Location of Sutton and Mount Gould ward

Sutton and Mount Gould 2018
| Party |  | Candidate | Votes | % | ±% |
|---|---|---|---|---|---|
|  | Labour Co-op | Mary Aspinall* | 2,102 | 63.7 | 22.4 |
|  | Conservative | Chip Tofan | 910 | 27.6 | 8.0 |
|  | Liberal Democrats | Peter York | 209 | 6.3 | N/A |
|  | TUSC | Ryan Aldred | 80 | 2.4 | 0.4 |
| Majority |  |  | 1,192 | 36.1 | 20.5 |
| Turnout |  |  | 3,301 | 33.5 | 2.6 |
|  | Labour hold |  | Swing | 7.2 |  |

==Aftermath==
Following this election, the Labour group had a majority of councillors. This meant that Labour group leader Tudor Evans became the new leader of Plymouth City Council. Leader of the Labour Party Jeremy Corbyn visited Plymouth to celebrate the result. Outgoing council leader Ian Bowyer remained leader of the Conservative group.

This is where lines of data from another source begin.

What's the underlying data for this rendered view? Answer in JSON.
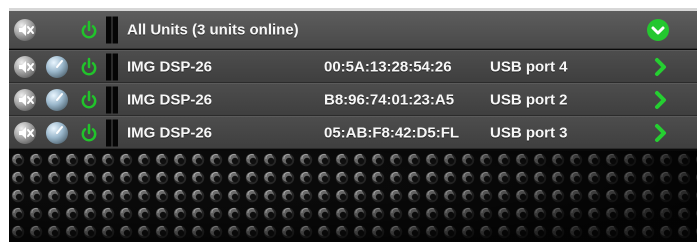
{
  "all_units": {
    "label": "All Units (3 units online)",
    "icons": {
      "mute": "speaker-mute-icon",
      "power": "power-icon",
      "meter": "level-meter-icon",
      "expand": "chevron-down-icon"
    }
  },
  "units": [
    {
      "name": "IMG DSP-26",
      "mac": "00:5A:13:28:54:26",
      "connection": "USB port 4"
    },
    {
      "name": "IMG DSP-26",
      "mac": "B8:96:74:01:23:A5",
      "connection": "USB port 2"
    },
    {
      "name": "IMG DSP-26",
      "mac": "05:AB:F8:42:D5:FL",
      "connection": "USB port 3"
    }
  ],
  "colors": {
    "accent_green": "#22b82a",
    "row_gray": "#444444",
    "header_gray": "#555555",
    "text": "#f7f7f7"
  }
}
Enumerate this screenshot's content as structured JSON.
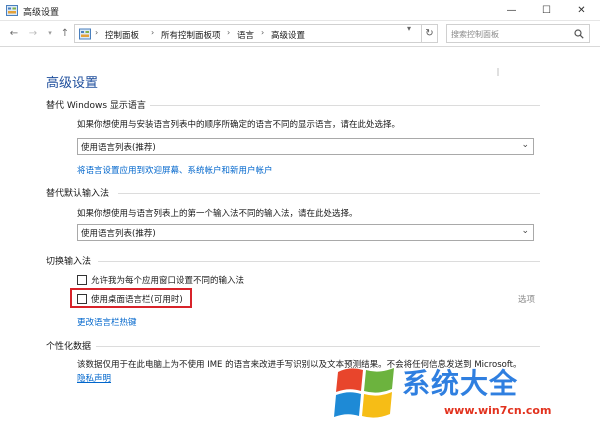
{
  "window": {
    "title": "高级设置",
    "minimize": "—",
    "maximize": "☐",
    "close": "✕"
  },
  "nav": {
    "back": "←",
    "forward": "→",
    "recent": "▾",
    "up": "↑",
    "breadcrumb": [
      "控制面板",
      "所有控制面板项",
      "语言",
      "高级设置"
    ],
    "crumb_separator": "›",
    "refresh": "↻",
    "search_placeholder": "搜索控制面板"
  },
  "page": {
    "title": "高级设置",
    "display_language": {
      "heading": "替代 Windows 显示语言",
      "description": "如果你想使用与安装语言列表中的顺序所确定的语言不同的显示语言，请在此处选择。",
      "select_value": "使用语言列表(推荐)",
      "link": "将语言设置应用到欢迎屏幕、系统帐户和新用户帐户"
    },
    "input_method": {
      "heading": "替代默认输入法",
      "description": "如果你想使用与语言列表上的第一个输入法不同的输入法，请在此处选择。",
      "select_value": "使用语言列表(推荐)"
    },
    "switching": {
      "heading": "切换输入法",
      "checkbox_per_app": "允许我为每个应用窗口设置不同的输入法",
      "checkbox_language_bar": "使用桌面语言栏(可用时)",
      "options_link": "选项",
      "hotkeys_link": "更改语言栏热键"
    },
    "personalization": {
      "heading": "个性化数据",
      "description": "该数据仅用于在此电脑上为不使用 IME 的语言来改进手写识别以及文本预测结果。不会将任何信息发送到 Microsoft。",
      "privacy_link": "隐私声明"
    }
  },
  "watermark": {
    "text": "系统大全",
    "url": "www.win7cn.com"
  },
  "colors": {
    "accent": "#1e4e9c",
    "link": "#0066cc",
    "highlight": "#d8232a"
  }
}
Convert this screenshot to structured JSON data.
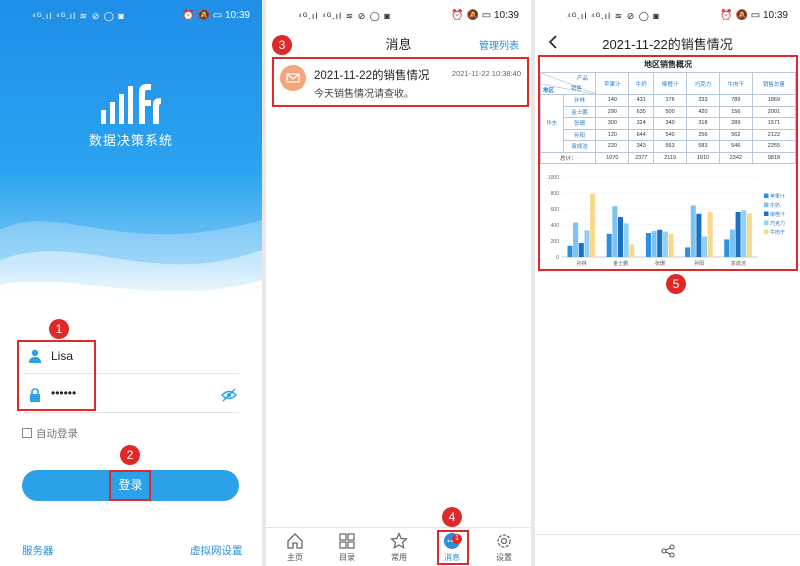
{
  "status": {
    "left_glyphs": "⁴ᴳ.ıl ⁴ᴳ.ıl ≋ ⊘ ◯ ◙",
    "right_glyphs": "⏰ 🔕 ▭",
    "time": "10:39"
  },
  "login": {
    "app_title": "数据决策系统",
    "username": "Lisa",
    "password_mask": "••••••",
    "auto_login": "自动登录",
    "login_button": "登录",
    "server_link": "服务器",
    "vpn_link": "虚拟网设置"
  },
  "messages": {
    "title": "消息",
    "manage": "管理列表",
    "item": {
      "title": "2021-11-22的销售情况",
      "time": "2021-11-22 10:38:40",
      "body": "今天销售情况请查收。"
    },
    "tabs": [
      {
        "label": "主页",
        "icon": "home-icon"
      },
      {
        "label": "目录",
        "icon": "grid-icon"
      },
      {
        "label": "常用",
        "icon": "star-icon"
      },
      {
        "label": "消息",
        "icon": "message-icon",
        "badge": "1"
      },
      {
        "label": "设置",
        "icon": "gear-icon"
      }
    ]
  },
  "report": {
    "title": "2021-11-22的销售情况",
    "table_title": "地区销售概况",
    "corner_product": "产品",
    "corner_seller": "销售",
    "corner_region": "地区",
    "products": [
      "苹果汁",
      "牛奶",
      "柳橙汁",
      "巧克力",
      "牛肉干",
      "销售总量"
    ],
    "region": "华东",
    "rows": [
      {
        "name": "孙林",
        "values": [
          "140",
          "431",
          "176",
          "333",
          "789",
          "1869"
        ]
      },
      {
        "name": "金士鹏",
        "values": [
          "290",
          "635",
          "500",
          "420",
          "156",
          "2001"
        ]
      },
      {
        "name": "张珊",
        "values": [
          "300",
          "324",
          "340",
          "318",
          "289",
          "1571"
        ]
      },
      {
        "name": "孙阳",
        "values": [
          "120",
          "644",
          "540",
          "256",
          "562",
          "2122"
        ]
      },
      {
        "name": "袁成洁",
        "values": [
          "220",
          "343",
          "563",
          "583",
          "546",
          "2255"
        ]
      }
    ],
    "total_label": "总计：",
    "totals": [
      "1070",
      "2377",
      "2119",
      "1910",
      "2342",
      "9818"
    ]
  },
  "chart_data": {
    "type": "bar",
    "categories": [
      "孙林",
      "金士鹏",
      "张珊",
      "孙阳",
      "袁成洁"
    ],
    "series": [
      {
        "name": "苹果汁",
        "values": [
          140,
          290,
          300,
          120,
          220
        ],
        "color": "#2d8fe0"
      },
      {
        "name": "牛奶",
        "values": [
          431,
          635,
          324,
          644,
          343
        ],
        "color": "#7cc3f0"
      },
      {
        "name": "柳橙汁",
        "values": [
          176,
          500,
          340,
          540,
          563
        ],
        "color": "#1f6fc0"
      },
      {
        "name": "巧克力",
        "values": [
          333,
          420,
          318,
          256,
          583
        ],
        "color": "#8fd0f2"
      },
      {
        "name": "牛肉干",
        "values": [
          789,
          156,
          289,
          562,
          546
        ],
        "color": "#f8d98c"
      }
    ],
    "yticks": [
      "0",
      "200",
      "400",
      "600",
      "800",
      "1000"
    ],
    "ylim": [
      0,
      1000
    ],
    "legend": "right",
    "grid": true
  },
  "annotations": [
    "1",
    "2",
    "3",
    "4",
    "5"
  ],
  "colors": {
    "accent": "#2aa1e8",
    "annotation": "#e02828"
  }
}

Conservative MP for Plymouth Moor View Johnny Mercer said that the result was due to Plymouth voters believing that defence funding was reducing under the Conservatives. Defeated Drake councillor Steve Ricketts wrote that his defeat was due to students voting Labour.

The Herald described the election as voters deserting UKIP, with Plymouth returning to a two-party political system. The newspaper also emphasised Sima Davarian-Dehsorkhe as the best-performing Liberal Democrat candidate, winning more than 10% of the vote in Plymstock Dunstone.

Labour held its seat in a subsequent by-election in Stoke ward, which took place in July 2018.